一斉点検は、今年1～3月にかけて医薬品製造販売業者646社が製造販売している全ての医薬品3万2466品目を対象に、国の承認書通りに製造されているかどうか確認を行ったもの。その結果、479社の2万2297品目で軽微変更届出が必要な違いがあることが明らかになった。

承認書との違いの内訳を見ると、製造工程に問題はないものの、承認書に誤字や脱字が見られた医薬品が1万9307品目と最も多かった。次いで日本薬局方で認められている試験方法へ変更していた医薬品が6311品目、原料の仕入れ先変更や医薬品の製造委託先の名称変更について、承認書への更新が遅れた医薬品が5288品目だった。
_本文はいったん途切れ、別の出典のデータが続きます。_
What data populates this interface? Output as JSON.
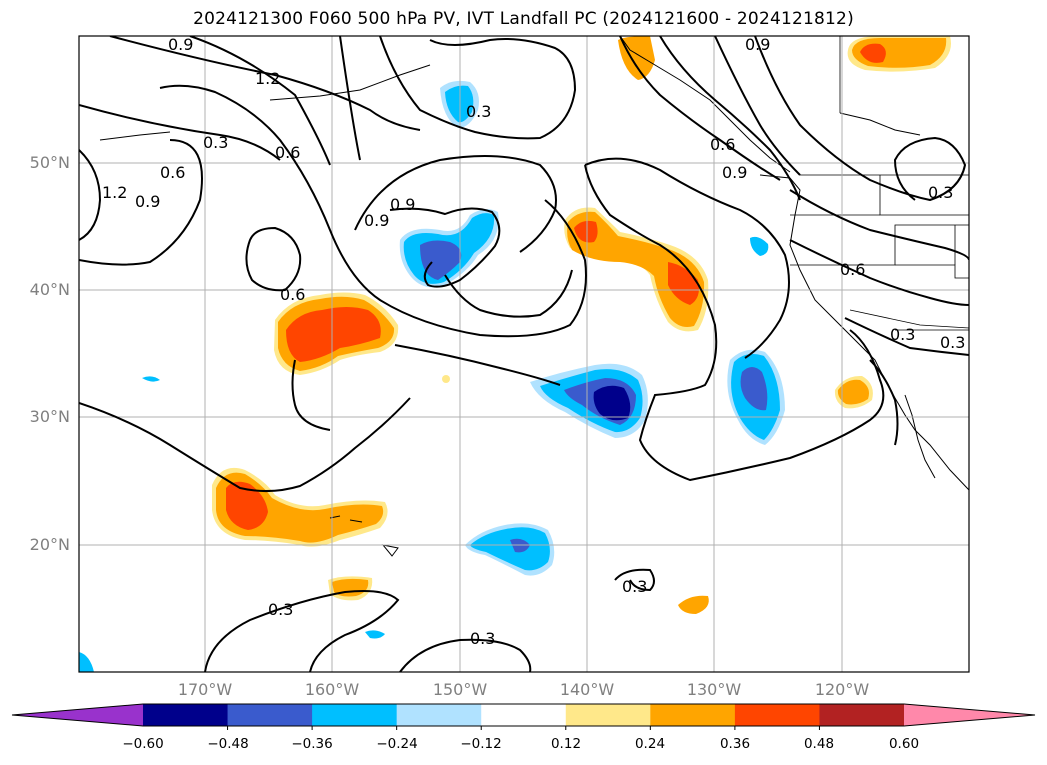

誤記が多かった要因について厚労省は「2005年の薬事法改正を受け、製造工程をより詳細に記載するよう変更されたことによる承認書への記載の誤りがあった」としている。

一方、承認書と違いがあった品目と製造販売業者の数は、2～10品目の違いがあった企業が164社で最も多く、次いで11～50品目が147社、300品目超の企業も5社あった。

厚労省は、承認書との違いが判明した品目を製造していた企業に対し、5月末までに承認事項の変更届を提出させ、違いは解消されたとしており、今後口頭注意などの行政指導を実施する。ただ、悪質な隠ぺいなどが見られなかったことから、行政処分や企業名の公表は行わない。

また同日付で、都道府県を通じて医薬品製造販売業者に対して、承認書と製造実態の照合を徹底すると共に、薬機法に基づく変更管理の適切な実施体制を構築すること、再発防止の徹底に努めるよう通知した。さらに、今後の査察の中で、今回の点検結果が適切であったかどうか確認すると共に、生物製剤を中心に抜き打ち検査を実施して監視体制を強めていく。